15 September 2018

Road design

Various people comment that pedestrian and public transit city design with a side of cycling is much safer; various other people comment that much existing cycling infrastructure in Anglo NorAm looks for all the world as though it was designed to kill cyclists.

Well, yes it is in sober truth of fact meant to kill cyclists.

I don't understand how this can be considered a question.  Long-standing -- from the 1970s burst of cycling enthusiasm -- cycling infrastructure invariably has features meant to slow you down or to force you to dismount more or less as often as it can; any time the cycling path might cross a road or go under a bridge or interact with a pedestrian path.

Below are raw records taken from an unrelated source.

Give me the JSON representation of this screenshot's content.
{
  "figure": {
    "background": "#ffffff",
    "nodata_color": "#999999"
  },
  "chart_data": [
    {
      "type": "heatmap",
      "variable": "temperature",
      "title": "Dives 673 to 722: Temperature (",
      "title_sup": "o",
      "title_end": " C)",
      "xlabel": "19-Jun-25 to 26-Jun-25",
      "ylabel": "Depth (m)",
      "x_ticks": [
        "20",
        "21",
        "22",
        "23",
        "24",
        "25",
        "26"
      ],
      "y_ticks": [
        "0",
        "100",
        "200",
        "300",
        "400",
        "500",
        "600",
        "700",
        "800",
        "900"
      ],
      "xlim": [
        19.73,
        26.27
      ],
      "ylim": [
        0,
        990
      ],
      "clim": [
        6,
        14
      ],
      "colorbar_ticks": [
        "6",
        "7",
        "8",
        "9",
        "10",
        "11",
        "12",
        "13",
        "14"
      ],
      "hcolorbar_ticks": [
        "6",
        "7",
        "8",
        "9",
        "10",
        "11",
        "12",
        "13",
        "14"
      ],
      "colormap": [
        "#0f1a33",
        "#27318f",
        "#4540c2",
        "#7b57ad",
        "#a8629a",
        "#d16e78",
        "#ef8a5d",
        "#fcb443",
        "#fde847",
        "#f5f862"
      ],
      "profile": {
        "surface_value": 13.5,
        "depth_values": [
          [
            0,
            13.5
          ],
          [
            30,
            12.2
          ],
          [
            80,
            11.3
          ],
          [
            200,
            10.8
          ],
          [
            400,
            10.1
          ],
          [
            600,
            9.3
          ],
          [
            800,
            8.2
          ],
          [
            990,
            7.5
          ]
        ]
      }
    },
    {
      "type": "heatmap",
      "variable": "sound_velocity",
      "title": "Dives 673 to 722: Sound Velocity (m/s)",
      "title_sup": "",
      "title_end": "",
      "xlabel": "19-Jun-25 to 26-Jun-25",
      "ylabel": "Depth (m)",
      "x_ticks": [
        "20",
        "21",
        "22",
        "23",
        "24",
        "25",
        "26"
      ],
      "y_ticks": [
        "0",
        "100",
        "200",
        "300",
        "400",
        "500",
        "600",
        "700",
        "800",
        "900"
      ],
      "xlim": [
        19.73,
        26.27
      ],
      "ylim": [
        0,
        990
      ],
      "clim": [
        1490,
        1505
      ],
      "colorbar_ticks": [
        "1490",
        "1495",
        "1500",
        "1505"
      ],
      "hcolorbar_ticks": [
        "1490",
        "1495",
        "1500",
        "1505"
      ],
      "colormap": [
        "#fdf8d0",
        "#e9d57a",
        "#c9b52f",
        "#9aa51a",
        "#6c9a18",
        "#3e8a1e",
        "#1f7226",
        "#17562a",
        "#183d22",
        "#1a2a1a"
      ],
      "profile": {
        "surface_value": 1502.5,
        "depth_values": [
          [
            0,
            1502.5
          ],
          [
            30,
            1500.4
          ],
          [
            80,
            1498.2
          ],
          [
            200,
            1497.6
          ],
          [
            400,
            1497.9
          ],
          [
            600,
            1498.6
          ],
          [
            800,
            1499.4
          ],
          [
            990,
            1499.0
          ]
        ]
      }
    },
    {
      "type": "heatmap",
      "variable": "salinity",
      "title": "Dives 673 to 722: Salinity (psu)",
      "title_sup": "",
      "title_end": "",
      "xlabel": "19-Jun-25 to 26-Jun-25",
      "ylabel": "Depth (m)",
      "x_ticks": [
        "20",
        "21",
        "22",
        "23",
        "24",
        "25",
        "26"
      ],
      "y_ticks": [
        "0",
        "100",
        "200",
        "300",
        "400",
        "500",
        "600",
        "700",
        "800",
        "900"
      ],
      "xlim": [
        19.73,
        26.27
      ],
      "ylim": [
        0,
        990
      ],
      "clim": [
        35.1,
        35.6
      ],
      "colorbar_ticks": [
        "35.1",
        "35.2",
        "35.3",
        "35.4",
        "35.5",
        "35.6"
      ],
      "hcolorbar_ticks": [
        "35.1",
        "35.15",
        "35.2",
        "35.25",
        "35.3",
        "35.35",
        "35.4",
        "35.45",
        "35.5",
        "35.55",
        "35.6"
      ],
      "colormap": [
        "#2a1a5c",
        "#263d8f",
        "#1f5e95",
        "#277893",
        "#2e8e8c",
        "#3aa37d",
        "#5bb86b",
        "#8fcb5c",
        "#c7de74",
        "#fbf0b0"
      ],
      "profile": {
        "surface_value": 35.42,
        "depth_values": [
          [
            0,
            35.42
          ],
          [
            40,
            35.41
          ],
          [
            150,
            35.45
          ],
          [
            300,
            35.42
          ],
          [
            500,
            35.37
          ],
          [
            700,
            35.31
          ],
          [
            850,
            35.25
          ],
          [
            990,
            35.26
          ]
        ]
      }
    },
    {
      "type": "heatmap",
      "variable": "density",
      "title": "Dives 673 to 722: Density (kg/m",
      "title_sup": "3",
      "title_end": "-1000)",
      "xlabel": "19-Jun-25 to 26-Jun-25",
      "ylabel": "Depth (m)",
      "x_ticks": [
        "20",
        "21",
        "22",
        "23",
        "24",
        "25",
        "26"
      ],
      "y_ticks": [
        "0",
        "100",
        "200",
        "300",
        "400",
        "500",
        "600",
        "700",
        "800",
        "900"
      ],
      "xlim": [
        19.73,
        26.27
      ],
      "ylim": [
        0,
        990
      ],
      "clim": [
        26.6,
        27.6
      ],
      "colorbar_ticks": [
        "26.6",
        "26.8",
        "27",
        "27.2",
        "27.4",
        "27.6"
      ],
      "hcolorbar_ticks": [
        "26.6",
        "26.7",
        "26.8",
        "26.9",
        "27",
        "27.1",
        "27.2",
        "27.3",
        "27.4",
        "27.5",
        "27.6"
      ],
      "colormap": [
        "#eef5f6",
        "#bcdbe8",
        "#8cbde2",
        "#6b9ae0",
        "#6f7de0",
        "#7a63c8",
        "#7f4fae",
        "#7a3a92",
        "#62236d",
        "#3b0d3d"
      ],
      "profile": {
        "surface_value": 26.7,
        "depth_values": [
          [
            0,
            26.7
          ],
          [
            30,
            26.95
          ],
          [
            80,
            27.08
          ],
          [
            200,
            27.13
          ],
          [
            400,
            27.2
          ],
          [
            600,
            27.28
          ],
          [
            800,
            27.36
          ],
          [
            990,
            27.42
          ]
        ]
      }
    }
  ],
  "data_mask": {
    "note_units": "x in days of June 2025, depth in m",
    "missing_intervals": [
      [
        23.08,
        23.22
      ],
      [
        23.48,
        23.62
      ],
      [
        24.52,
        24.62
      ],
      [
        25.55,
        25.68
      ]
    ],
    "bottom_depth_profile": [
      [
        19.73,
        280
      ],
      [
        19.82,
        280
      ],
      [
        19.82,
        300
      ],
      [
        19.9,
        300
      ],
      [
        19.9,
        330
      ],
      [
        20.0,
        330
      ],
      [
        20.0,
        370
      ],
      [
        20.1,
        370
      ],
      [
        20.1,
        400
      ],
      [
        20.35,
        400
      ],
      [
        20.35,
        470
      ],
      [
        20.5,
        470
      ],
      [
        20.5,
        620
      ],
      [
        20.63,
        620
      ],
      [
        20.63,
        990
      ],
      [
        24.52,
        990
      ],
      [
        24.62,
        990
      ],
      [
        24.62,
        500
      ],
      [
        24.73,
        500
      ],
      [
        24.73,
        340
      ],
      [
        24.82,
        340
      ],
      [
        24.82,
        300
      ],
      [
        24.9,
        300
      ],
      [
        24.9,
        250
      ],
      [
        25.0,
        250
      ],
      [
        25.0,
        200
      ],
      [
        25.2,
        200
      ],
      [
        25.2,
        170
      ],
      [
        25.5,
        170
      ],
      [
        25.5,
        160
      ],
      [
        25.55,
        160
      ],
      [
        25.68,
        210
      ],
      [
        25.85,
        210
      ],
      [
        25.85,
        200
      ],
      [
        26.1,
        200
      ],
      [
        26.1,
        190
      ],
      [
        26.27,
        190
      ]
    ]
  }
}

These bits of infrastructure generally take two forms; a heavy metal gate, or a speed bump.  The heavy metal gate is invariably set a height to throw you off the bicycle forward on to your head if you hit it; just hitting the heavy metal barrier at speed might well kill you, and it's not like the things are signed at all.  It's not hard to go down a hill round a corner and get a surprise.  The speed bump is invariably carefully narrower and more steep (and thus cheaper, for requiring less material) than a car speed bump.  Also sometimes taller, and equally it functions to throw you off your bicycle into traffic.

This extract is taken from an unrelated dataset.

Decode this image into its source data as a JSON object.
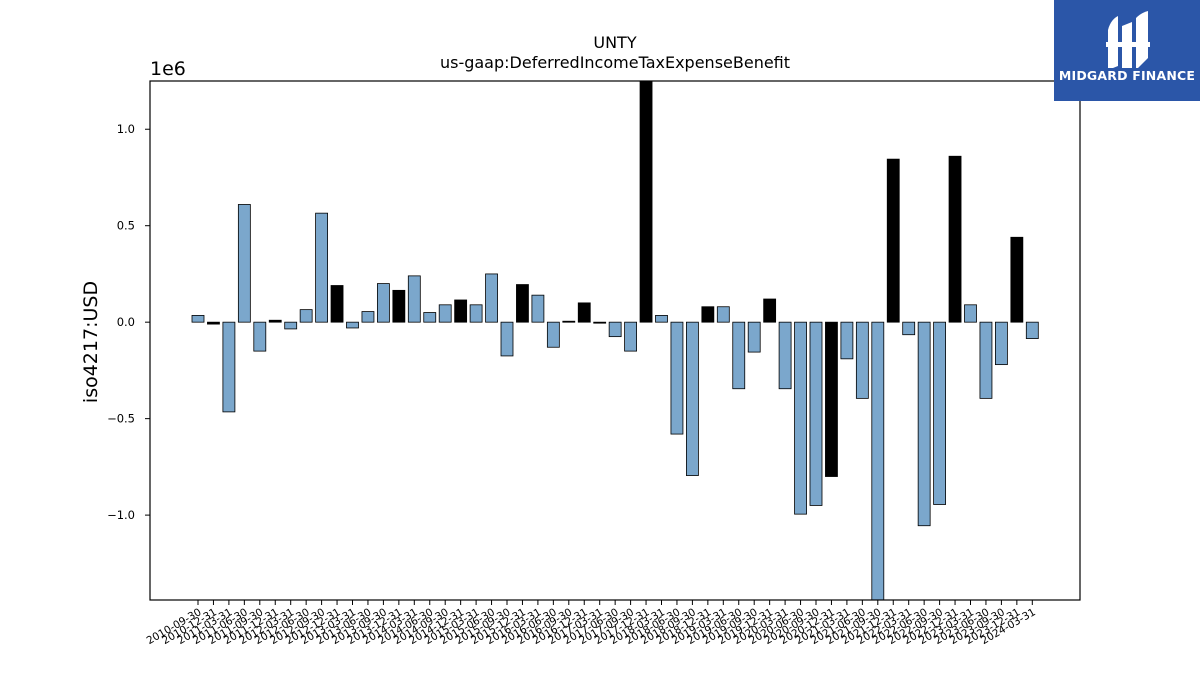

The purpose of a system is what it does; the bicycle infrastructure is set up with a clear "get off the bicycle or we'll kill you" message.

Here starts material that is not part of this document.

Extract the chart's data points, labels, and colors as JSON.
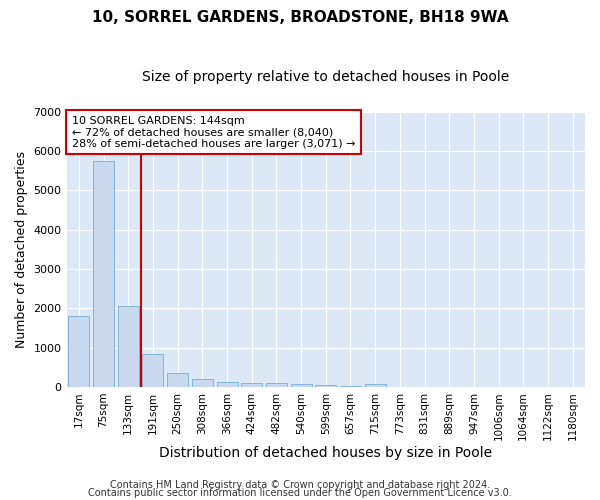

Pretty much all cycling infrastructure in AngloNorAm is set up this way; it's created to minimize inconvenience to car traffic and to minimize startlement to pedestrians.  It thereby exists to make you get off the bike, and if you won't get off the bike, it'll kill you.

That's what it's for.


Jeff Stana said...

Nursing an owie are you? Hope you're better soon.
- fellow cyclist

Graydon said...

+Jeff Stana Not at the moment! (Hit by cars twice so far.) Encountered one too many "but why would an accredited urban designer sign off on this?" articles today, is all.